WASHINGTON -- Attorney General John Ashcroft said violent video games can teach children to aim guns, and he urged manufacturers and parents to be responsible in making such games available to youngsters.
Returning to the theme of violent entertainment and children, Mr. Ashcroft told a group of newspaper editors that laws and government programs can't stop the rash of school shootings across the country.
"What does it do to children, who see thousands of acts of violence on television, who are conditioned in video games to do things that are abhorrent to the human spirit?" he said in a speech to the American Society of Newspaper Editors.
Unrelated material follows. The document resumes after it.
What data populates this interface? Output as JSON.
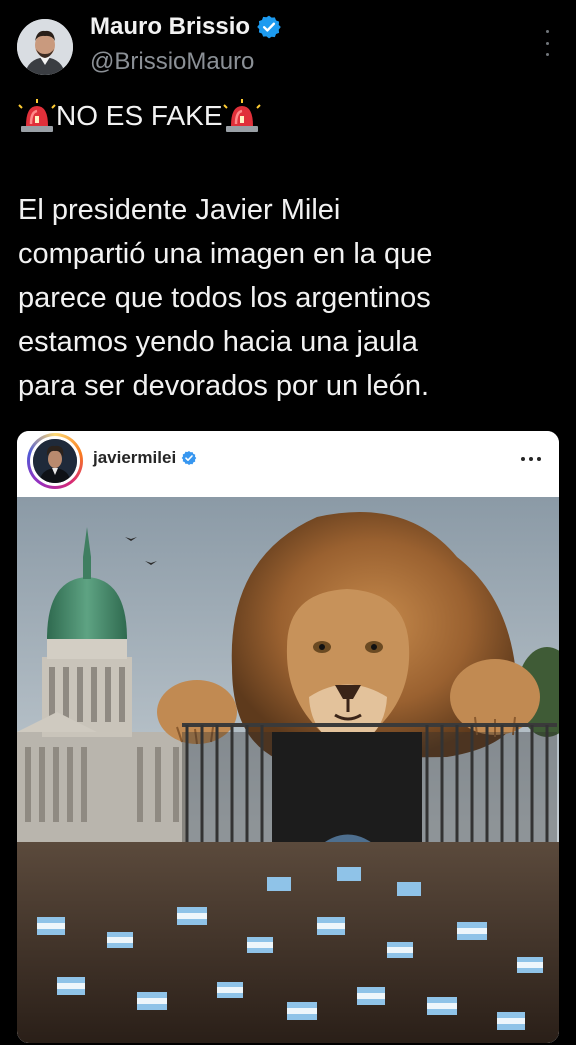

Mr. Ashcroft said teenagers who fired on fellow students in Kentucky and Colorado had watched violent video games. He noted the Kentucky shooter, Michael Carneal, learned how to aim from video games and was a better shot than most policemen.
"I'm not here to say we shouldn't have video games," Mr. Ashcroft said. "I'm here to say we are poorly situated to deny that these kinds of setting have an impact on what we do. We live in a culture of violence, and it's going to take more than government to address it. Everyone has to have a role."
He has talked previously about the possible influence of violent video games. Mr. Ashcroft advocates manufacturers, parents, teachers and others coming together to teach children not to lash out with violence. Video-game manufacturers "may have to understand that there's a certain responsibility in the development of video games," he said.
Mr. Ashcroft also urged the editors to run editorials praising retailers who enforce the use of a ratings system for video games. and said newspapers should carefully consider how they report school shootings. "I've noticed recently that each time a school shooting occurs there's enormous media coverage," he noted. "I have to wonder how much news coverage plays into the copycat incidents."
In addition, Mr. Ashcroft said he wasn't advocating the narrowing First Amendment rights of free speech and expression.
"If I were one to believe that the only solutions were governmental, I might be willing to trade First Amendment rights to improve the culture," he noted. "Frankly, I don't think trading First Amendment rights is a way to improve culture."